Japan has posted its longest economic expansion in more than a decade, government data showed yesterday, marking a win for Tokyo’s growth bid even though its battle to conquer deflation is still far from won.
The world’s No. 3 economy grew 0.5 percent in the first quarter — or an annualized 2.2 percent. That was the fifth straight rise and up from a 0.3 percent expansion in the final quarter of last year.
Japan’s prospects have been improving on the back of strong exports, with investments linked to the Tokyo 2020 Olympics also giving the economy a shot in the arm.
The labor market is tight and business confidence is strong with firms investing more.
However, consumer spending remains tepid and efforts to lift inflation have fallen flat, despite years of aggressive monetary easing by the Japanese central bank.
Private consumption picked up a modest 0.4 percent in the first quarter from zero growth in the previous three months. Individual spending accounts for more than a half of Japan’s GDP.
“I can’t give the ‘all clear’ yet,” Tokyo-based Norinchukin Research Institute chief economist Takeshi Minami said.
“Public works spending is helping prop up growth this year, but it’s tough to imagine that private spending is going to be a driving force for the economy,” Minami said.
Nonetheless, the latest reading nonetheless means the Japanese economy has had its longest string of gains since 2006.
The Bank of Japan and the IMF both recently lifted their projections for the nation’s growth rate.
Cash-rich firms have been stingy with pay hikes though, which hurts spending and acts like an anchor on the economy.

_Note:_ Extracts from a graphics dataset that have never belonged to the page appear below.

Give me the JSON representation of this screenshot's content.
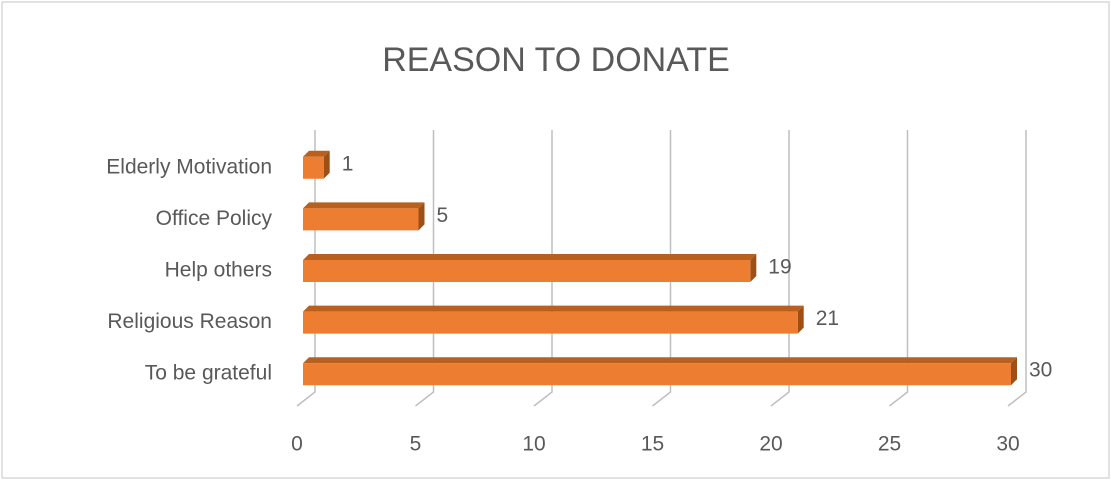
{
  "chart_data": {
    "type": "bar3d_horizontal",
    "title": "REASON TO DONATE",
    "categories": [
      "Elderly Motivation",
      "Office Policy",
      "Help others",
      "Religious Reason",
      "To be grateful"
    ],
    "values": [
      1,
      5,
      19,
      21,
      30
    ],
    "color": "#ed7d31",
    "xlim": [
      0,
      30
    ],
    "xticks": [
      0,
      5,
      10,
      15,
      20,
      25,
      30
    ],
    "grid": true
  }
}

“Wages are still stagnating, despite sharp falls in unemployment,” Capital Economics said in a commentary.
“This seems to be because aggressive monetary easing has failed to lift expectations of future price rises among households and firms,” it said.
“Unless this changes, the chances of inflation settling at two percent or higher are slim,” it added.
The Bank of Japan, aiming to achieve 2 percent inflation as a key part of Tokyo’s growth bid, now expects to reach that goal by 2019 — four years later than planned.
Despite healthy profits, many Japanese firms remain cautious about the world economy, partly due to worries that US President Donald Trump’s protectionist leanings could hurt exports.